Para compreender o cerne da questão, é imprescindível proceder à leitura do artigo 80 do Decreto-Lei 200 de 1967. O dispositivo expressa de maneira inequívoca o conceito de ordenador de despesas, segundo o qual seria toda autoridade de cujos atos resultarem emissão de empenho, autorização de pagamento, suprimento ou dispêndio de recursos da União ou pela qual este responda[7]. Através da determinação das funções do ordenador de despesas, vislumbra-se a completa possibilidade de o Prefeito Municipal, ou até mesmo o Governador Estadual ou Presidente da República[8], atuar como ordenador de despesas. Nesse sentido, a Constituição Federal, em seu artigo 71, inciso II, não fez ressalvas relativamente ao ordenador de despesas. Em outras palavras, não há impedimento constitucional a que o Prefeito acumule o cargo de ordenador de despesas.

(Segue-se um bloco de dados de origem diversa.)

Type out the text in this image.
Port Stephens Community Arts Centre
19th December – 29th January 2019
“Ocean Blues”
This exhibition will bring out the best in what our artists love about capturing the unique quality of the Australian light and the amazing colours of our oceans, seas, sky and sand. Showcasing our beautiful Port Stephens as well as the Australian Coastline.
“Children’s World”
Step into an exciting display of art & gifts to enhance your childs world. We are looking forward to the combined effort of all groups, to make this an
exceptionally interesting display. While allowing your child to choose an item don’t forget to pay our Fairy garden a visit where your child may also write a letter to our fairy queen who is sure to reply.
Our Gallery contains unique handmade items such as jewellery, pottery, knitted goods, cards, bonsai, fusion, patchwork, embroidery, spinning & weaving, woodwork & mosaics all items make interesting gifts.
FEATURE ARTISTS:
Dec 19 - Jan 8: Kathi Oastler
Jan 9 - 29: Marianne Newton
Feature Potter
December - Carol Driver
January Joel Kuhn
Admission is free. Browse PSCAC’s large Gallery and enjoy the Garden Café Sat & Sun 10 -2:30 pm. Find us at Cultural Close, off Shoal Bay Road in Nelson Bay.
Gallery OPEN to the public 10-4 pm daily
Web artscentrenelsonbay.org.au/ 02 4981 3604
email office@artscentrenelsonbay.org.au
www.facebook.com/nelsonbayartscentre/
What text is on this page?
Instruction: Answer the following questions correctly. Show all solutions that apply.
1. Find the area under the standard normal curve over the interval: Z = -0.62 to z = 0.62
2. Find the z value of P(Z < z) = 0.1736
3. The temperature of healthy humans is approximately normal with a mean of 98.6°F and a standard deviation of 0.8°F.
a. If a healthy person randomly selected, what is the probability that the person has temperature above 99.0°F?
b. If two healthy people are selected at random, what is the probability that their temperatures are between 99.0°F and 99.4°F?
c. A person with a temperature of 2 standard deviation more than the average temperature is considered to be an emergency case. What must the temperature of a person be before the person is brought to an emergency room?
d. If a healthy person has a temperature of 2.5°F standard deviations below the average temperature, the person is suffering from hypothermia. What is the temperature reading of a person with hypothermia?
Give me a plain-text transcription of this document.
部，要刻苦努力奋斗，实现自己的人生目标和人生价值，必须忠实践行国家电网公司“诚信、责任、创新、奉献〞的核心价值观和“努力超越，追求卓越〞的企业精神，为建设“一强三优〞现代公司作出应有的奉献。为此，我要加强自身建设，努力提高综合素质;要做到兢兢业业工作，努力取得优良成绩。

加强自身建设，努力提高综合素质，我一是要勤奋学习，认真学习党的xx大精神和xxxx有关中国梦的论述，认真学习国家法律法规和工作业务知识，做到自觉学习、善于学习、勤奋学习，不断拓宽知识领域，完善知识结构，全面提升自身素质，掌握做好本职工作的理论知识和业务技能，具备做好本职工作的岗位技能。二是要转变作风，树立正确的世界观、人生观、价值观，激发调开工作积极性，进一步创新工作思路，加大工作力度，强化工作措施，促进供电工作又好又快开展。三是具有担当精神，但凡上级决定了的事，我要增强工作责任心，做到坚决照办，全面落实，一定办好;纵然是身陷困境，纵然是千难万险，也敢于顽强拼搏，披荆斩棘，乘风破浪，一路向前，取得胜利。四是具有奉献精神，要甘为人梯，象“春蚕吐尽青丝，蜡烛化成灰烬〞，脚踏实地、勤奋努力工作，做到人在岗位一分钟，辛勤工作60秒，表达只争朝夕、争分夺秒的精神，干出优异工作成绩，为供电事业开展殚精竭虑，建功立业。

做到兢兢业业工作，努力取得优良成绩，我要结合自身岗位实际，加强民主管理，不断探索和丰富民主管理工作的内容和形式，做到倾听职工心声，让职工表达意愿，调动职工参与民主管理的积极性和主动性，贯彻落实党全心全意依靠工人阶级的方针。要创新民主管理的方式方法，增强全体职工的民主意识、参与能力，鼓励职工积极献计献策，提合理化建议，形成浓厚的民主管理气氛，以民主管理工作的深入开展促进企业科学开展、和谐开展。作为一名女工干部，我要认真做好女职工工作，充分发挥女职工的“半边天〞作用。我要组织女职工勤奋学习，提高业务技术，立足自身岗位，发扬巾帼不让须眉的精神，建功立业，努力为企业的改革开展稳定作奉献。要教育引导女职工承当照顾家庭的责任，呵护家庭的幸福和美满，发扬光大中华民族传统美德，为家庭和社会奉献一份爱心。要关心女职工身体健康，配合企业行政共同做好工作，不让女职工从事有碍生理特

Ainda trazendo à baila a intelecção do artigo 71, II da CF/88, é possível perceber que o constituinte originário conferiu ao Poder Legislativo a competência para o julgamento das contas do Chefe do Poder Executivo, ao passo que ao Tribunal de Contas conferiu o julgamento das contas de gestão de toda e qualquer autoridade responsável, não fazendo qualquer ressalva quanto ao Chefe do Poder Executivo. Realmente, “o julgamento da hipótese do art. 71, II, da Carta Federal abrange todos aqueles que gerem recursos públicos, diferentemente do julgamento do Poder Legislativo, que alcança apenas o Chefe do Executivo responsável pelas contas globais”.[9]
Se fosse vontade do constituinte originário excluir o Prefeito ordenador de despesas do julgamento do Tribunal de Contas, na hipótese do julgamento das contas de gestão do inciso 71, II da CF/88, o teria feito através de simples ressalva quanto aos sujeitos do artigo 71, I da Magna Carta. Nada obstante, não há qualquer ressalva nesse sentido.
Forçoso admitir, portanto, que quando o Prefeito pratica atos de administrador (distintos dos atos inerente à sua função de governo), deve prestar contas ao Tribunal de Contas e por este ser julgado. Nesse sentido, ilustres são as palavras da Ministra Eliana Calmon, proferidas em voto condutor referente ao Recurso Ordinário nº 13.499:
“Observados os diversos incisos do art. 71, identificamos, entre as atividades do Tribunal de Contas, a apreciação das contas, atuando ele como órgão opinativo; APRECIA e emite PARECER PRÉVIO (inciso I); e a atribuição de JULGAR as contas daqueles que derem causa à perda, extravio ou outras irregularidades de que resulte prejuízo ao erário público (inciso II). Partindo-se da ideia de que não contém a Constituição palavras inúteis e de que se estendem os princípios constitucionais às três esferas de Poder – União, Estados e Municípios -, podemos afirmar que nos Estados o Tribunal de Contas funciona com a dupla atribuição: órgão auxiliar e órgão julgador. A diferença de atribuições fica na dependência do que se coloca para
apreciação. No exercício da função política de gerência estatal, quando são examinados os atos de império na confecção, atuação e realização orçamentária, é o Tribunal órgão opinativo e, como tal, assessora tecnicamente o Legislativo, a quem compete o julgamento das contas do chefe político: Prefeito, Governador e Presidente da República (art. 71, inciso I, c/c o art. 49, IX, da CF/88). Diferentemente, quando examina o agir do ordenador de despesas, o Tribunal de Contas vai além, porque lhe compete julgar tais contas. Nas organizações estatais mais complexas, é impensável que seja o Governador ou o Presidente da República, o ordenador de despesas, atividade que é delegada a servidor a ele subordinado.”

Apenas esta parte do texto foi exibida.